Is there an experiment you'd recommend to reliably show this behavior on such a SSD (or ideally to become confident a given SSD is unaffected)? Is it as simple as writing flat-out for say, 10 minutes, with O_DIRECT so you can easily measure latency of individual writes? do you need a certain level of concurrency? or a mixed read/write load? etc? repeated writes to a small region vs writes to a large region (or maybe given remapping that doesn't matter)? Is this like a one-liner with `fio`? does it depend on longer-term state such as how much of the SSD's capacity has been written and not TRIMed?

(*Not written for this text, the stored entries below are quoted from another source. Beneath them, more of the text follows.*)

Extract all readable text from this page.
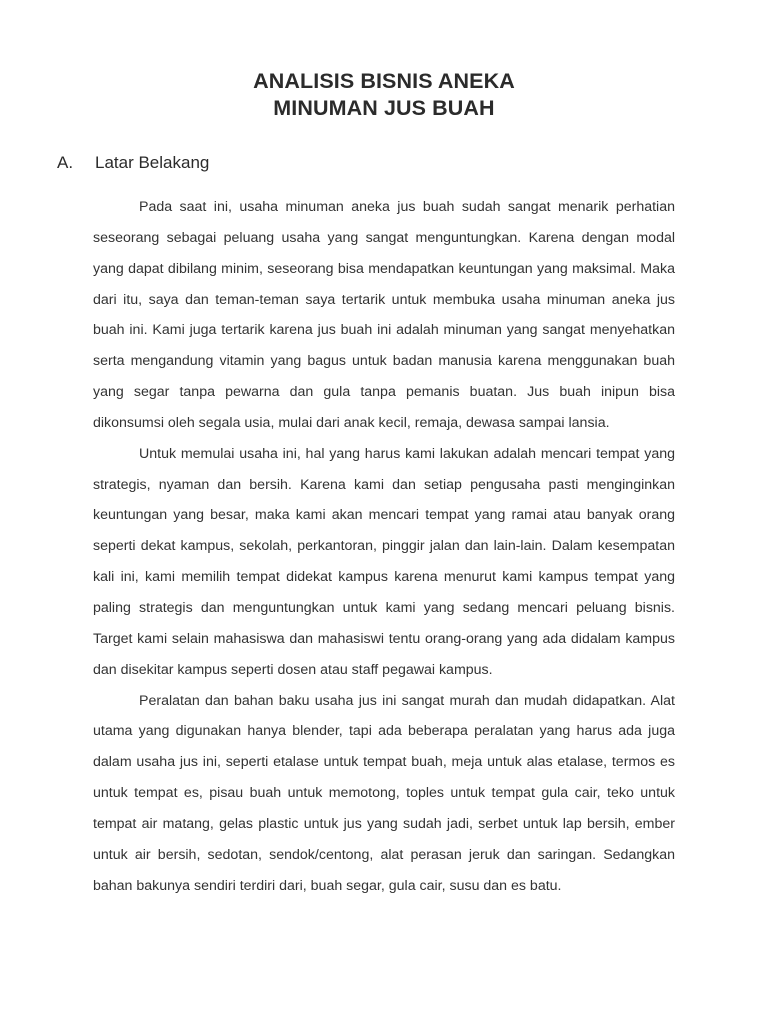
ANALISIS BISNIS ANEKA
MINUMAN JUS BUAH
A. Latar Belakang

Pada saat ini, usaha minuman aneka jus buah sudah sangat menarik perhatian seseorang sebagai peluang usaha yang sangat menguntungkan. Karena dengan modal yang dapat dibilang minim, seseorang bisa mendapatkan keuntungan yang maksimal. Maka dari itu, saya dan teman-teman saya tertarik untuk membuka usaha minuman aneka jus buah ini. Kami juga tertarik karena jus buah ini adalah minuman yang sangat menyehatkan serta mengandung vitamin yang bagus untuk badan manusia karena menggunakan buah yang segar tanpa pewarna dan gula tanpa pemanis buatan. Jus buah inipun bisa dikonsumsi oleh segala usia, mulai dari anak kecil, remaja, dewasa sampai lansia.

Untuk memulai usaha ini, hal yang harus kami lakukan adalah mencari tempat yang strategis, nyaman dan bersih. Karena kami dan setiap pengusaha pasti menginginkan keuntungan yang besar, maka kami akan mencari tempat yang ramai atau banyak orang seperti dekat kampus, sekolah, perkantoran, pinggir jalan dan lain-lain. Dalam kesempatan kali ini, kami memilih tempat didekat kampus karena menurut kami kampus tempat yang paling strategis dan menguntungkan untuk kami yang sedang mencari peluang bisnis. Target kami selain mahasiswa dan mahasiswi tentu orang-orang yang ada didalam kampus dan disekitar kampus seperti dosen atau staff pegawai kampus.

Peralatan dan bahan baku usaha jus ini sangat murah dan mudah didapatkan. Alat utama yang digunakan hanya blender, tapi ada beberapa peralatan yang harus ada juga dalam usaha jus ini, seperti etalase untuk tempat buah, meja untuk alas etalase, termos es untuk tempat es, pisau buah untuk memotong, toples untuk tempat gula cair, teko untuk tempat air matang, gelas plastic untuk jus yang sudah jadi, serbet untuk lap bersih, ember untuk air bersih, sedotan, sendok/centong, alat perasan jeruk dan saringan. Sedangkan bahan bakunya sendiri terdiri dari, buah segar, gula cair, susu dan es batu.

Also, what could one do in advance to know if they're about to purchase such an SSD? You mentioned one affected model. You mentioned DRAMless too, but do consumer SSD spec sheets generally say how much DRAM (if any) the devices have? maybe some known unaffected consumer models? it'd be a shame to jump to enterprise prices to avoid this if that's not necessary.

I have a few consumer SSDs around that I've never really pushed; it'd be interesting to see if they have this behavior.

2 comments

> Also, what could one do in advance to know if they're about to purchase such an SSD? You mentioned one affected model.

Typically QLC is significantly worse at this than TLC, since the "real" write speed is very low. In my experience any QLC is very susceptible to long pauses in write heavy scenarios.

It does depend on controller though. As an example, check out the sustained write benchmark graph here[1], you can see that a number of models starts this oscillating pattern after exhausting the pseudo-SLC buffer, indicating the controller is taking a time-out to rearrange things in the background. Others do it too but more irregularly.

> You mentioned DRAMless too, but do consumer SSD spec sheets generally say how much DRAM (if any) the devices have?

I rely on TechPowerUp, as an example compare the Samsung 970 Evo[2] to 990 Evo[3] under DRAM cache section.

[1]: https://www.tomshardware.com/pc-components/ssds/samsung-990-... (second image in IOMeter graph)

[2]: https://www.techpowerup.com/ssd-specs/samsung-970-evo-1-tb.d...

[3]: https://www.techpowerup.com/ssd-specs/samsung-990-evo-plus-1...

> Is there an experiment you'd recommend to reliably show this behavior on such a SSD?

  fio --name 4k-write --rw=write --bs=4k --size=1G --filename=fio.file --ioengine=libaio --sync=1 --time_based --runtime=60 --write_iops_log=ssd --log_avg_msec=1000 --randrepeat=0 --refill_buffers=1
Then examine ssd_iops.1.log.

Results from Apacer AS350 1TB: https://pastebin.com/F6pr5g29 - the first field is the timestamp in milliseconds, the second one is the write IOs completed since the previous line.

EDIT: I was told that the test above is invalid and that I should add --direct=1. OK, here is the new log, showing the same: https://pastebin.com/Wyw6r9TC - note that some timestamps are completely missing, indicating that the SSD performed zero IOs in that second.

You may want to repeat the experiment a few times.